When they hadn’t seen movement in the room for over an hour, Vince had been sure their target had gone out to find a hooker or something.
“I tried to tell you, guys my age don’t go running around looking for tail after, like, six PM,” Frank said. “It’s strictly early bird special or nothing at all.”
“Then when the hell are we supposed to bug the place?”
“He’s not out here for vacation, genius, he’s working. We’ll get in there when he leaves in the morning.”
The passenger seat creaked under Vince’s weight as he squirmed around, trying to get his bulk comfortable.
“It’s bullshit that we can’t just off him and be done with it,” he said.
Frank rolled his eyes.
“Yeah, I heard you the first eighty times.”
“I’m just saying, it’d be a lot faster than following him around. Just bam, bam, bam, done.”
“Do you nail your girl with that brain?”
/> Vince turned kicked puppy dog eyes on him.
“Frankie, you know Aria left me last month.”
“Yeah, and who could’ve seen that coming? I told you strippers ain’t girlfriend material.” Frank shook his head. “The point is that taking this guy out isn’t for us to decide. It’s above our pay grade. We just do what we’re told.”
Vince let out a disgusted sigh and squirmed around again until he was turned slightly more toward the passenger window than Frank. Like a little kid going off in the corner to pout.
Frank lit a cigarette and stared out at the late-night traffic flying past, splashing slush in its wake. He should probably feel a little bad about busting out the I-told-you-so routine. Vince was basically just a big, dumb, soft-hearted kid. Not even two divorces and a string of short-term arm candy had done anything to smarten him up.
“You tired?” Frank took a drag and squinted through the smoke at the younger man. “I can run you back by the motel if you want. I just had a coffee, so I’ll be up all night whether I take the first watch or not.”

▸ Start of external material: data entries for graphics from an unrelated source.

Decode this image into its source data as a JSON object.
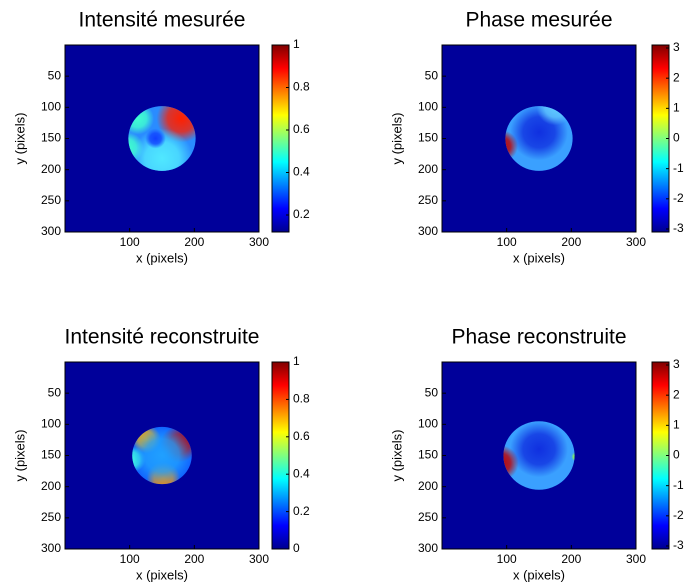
{
  "chart_data": [
    {
      "type": "heatmap",
      "title": "Intensité mesurée",
      "xlabel": "x (pixels)",
      "ylabel": "y (pixels)",
      "xlim": [
        0,
        300
      ],
      "ylim": [
        0,
        300
      ],
      "xticks": [
        100,
        200,
        300
      ],
      "yticks": [
        50,
        100,
        150,
        200,
        250,
        300
      ],
      "clim": [
        0.12,
        1
      ],
      "cticks": [
        0.2,
        0.4,
        0.6,
        0.8,
        1
      ]
    },
    {
      "type": "heatmap",
      "title": "Phase mesurée",
      "xlabel": "x (pixels)",
      "ylabel": "y (pixels)",
      "xlim": [
        0,
        300
      ],
      "ylim": [
        0,
        300
      ],
      "xticks": [
        100,
        200,
        300
      ],
      "yticks": [
        50,
        100,
        150,
        200,
        250,
        300
      ],
      "clim": [
        -3.1,
        3.1
      ],
      "cticks": [
        -3,
        -2,
        -1,
        0,
        1,
        2,
        3
      ]
    },
    {
      "type": "heatmap",
      "title": "Intensité reconstruite",
      "xlabel": "x (pixels)",
      "ylabel": "y (pixels)",
      "xlim": [
        0,
        300
      ],
      "ylim": [
        0,
        300
      ],
      "xticks": [
        100,
        200,
        300
      ],
      "yticks": [
        50,
        100,
        150,
        200,
        250,
        300
      ],
      "clim": [
        0,
        1
      ],
      "cticks": [
        0,
        0.2,
        0.4,
        0.6,
        0.8,
        1
      ]
    },
    {
      "type": "heatmap",
      "title": "Phase reconstruite",
      "xlabel": "x (pixels)",
      "ylabel": "y (pixels)",
      "xlim": [
        0,
        300
      ],
      "ylim": [
        0,
        300
      ],
      "xticks": [
        100,
        200,
        300
      ],
      "yticks": [
        50,
        100,
        150,
        200,
        250,
        300
      ],
      "clim": [
        -3.1,
        3.1
      ],
      "cticks": [
        -3,
        -2,
        -1,
        0,
        1,
        2,
        3
      ]
    }
  ]
}
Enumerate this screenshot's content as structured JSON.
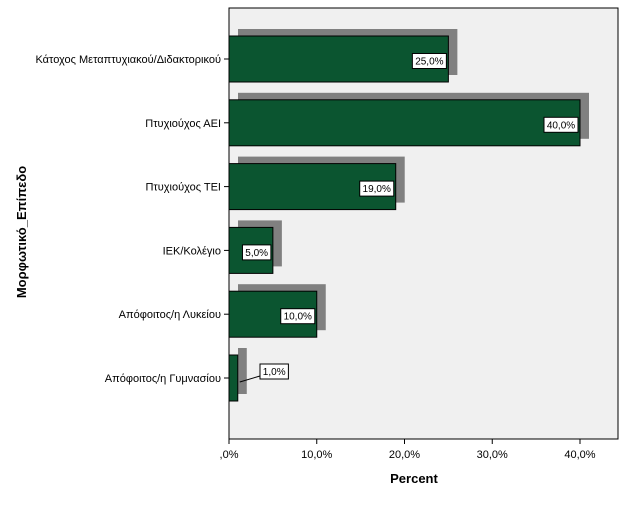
{
  "chart_data": {
    "type": "bar",
    "orientation": "horizontal",
    "categories": [
      "Κάτοχος Μεταπτυχιακού/Διδακτορικού",
      "Πτυχιούχος ΑΕΙ",
      "Πτυχιούχος ΤΕΙ",
      "ΙΕΚ/Κολέγιο",
      "Απόφοιτος/η Λυκείου",
      "Απόφοιτος/η Γυμνασίου"
    ],
    "values": [
      25.0,
      40.0,
      19.0,
      5.0,
      10.0,
      1.0
    ],
    "data_labels": [
      "25,0%",
      "40,0%",
      "19,0%",
      "5,0%",
      "10,0%",
      "1,0%"
    ],
    "xlabel": "Percent",
    "ylabel": "Μορφωτικό_Επίπεδο",
    "xlim": [
      0,
      44
    ],
    "ticks": [
      0,
      10,
      20,
      30,
      40
    ],
    "tick_labels": [
      ",0%",
      "10,0%",
      "20,0%",
      "30,0%",
      "40,0%"
    ],
    "grid": false,
    "colors": {
      "bar": "#0b5530",
      "shadow": "#808080",
      "plot_background": "#f0f0f0"
    }
  }
}
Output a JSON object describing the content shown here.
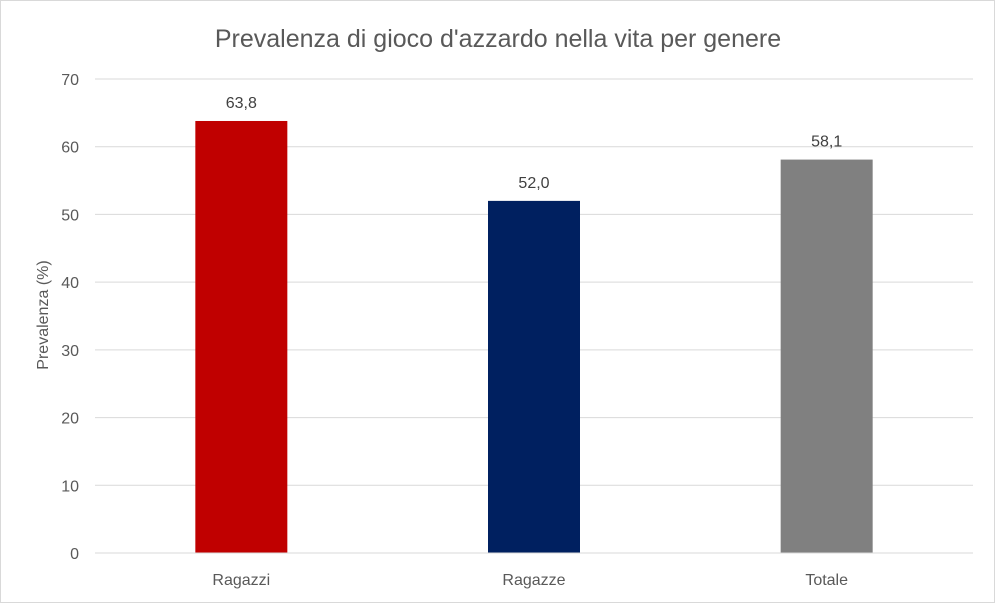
{
  "chart_data": {
    "type": "bar",
    "title": "Prevalenza di gioco d'azzardo nella vita per genere",
    "xlabel": "",
    "ylabel": "Prevalenza (%)",
    "categories": [
      "Ragazzi",
      "Ragazze",
      "Totale"
    ],
    "values": [
      63.8,
      52.0,
      58.1
    ],
    "data_labels": [
      "63,8",
      "52,0",
      "58,1"
    ],
    "colors": [
      "#c00000",
      "#002060",
      "#808080"
    ],
    "ylim": [
      0,
      70
    ],
    "yticks": [
      0,
      10,
      20,
      30,
      40,
      50,
      60,
      70
    ],
    "grid": true,
    "legend": "none"
  }
}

Vince brightened up. “That’s nice of you, Frankie. Can we go by a gas station? I’m starving.”
Frank put the Buick in Drive.
“You just ate most of a deep-dish pizza by yourself like an hour ago.”
“But I’m hungry again. I got a fast metabolism.”
“You’re not hungry, you’re bored,” Frank said as he eased the boat of a car into the flow of traffic. The cigarette glowed between his first two fingers, sticking up from the wheel as he drove. “You gotta watch that bored eating, numbnuts. That’s why you’re sick all the time.”
Out of the corner of his eye, Frank caught Vince reaching into his pocket. He didn’t pull out the bottle of Pepto he carried everywhere, but Frank could tell he was thinking about it. Like a damn junkie making sure his works was still close at hand.
“Nah, it’s my metabolism,” Vince said. “When you’re a big guy like me, you gotta feed the muscles, or they eat you.”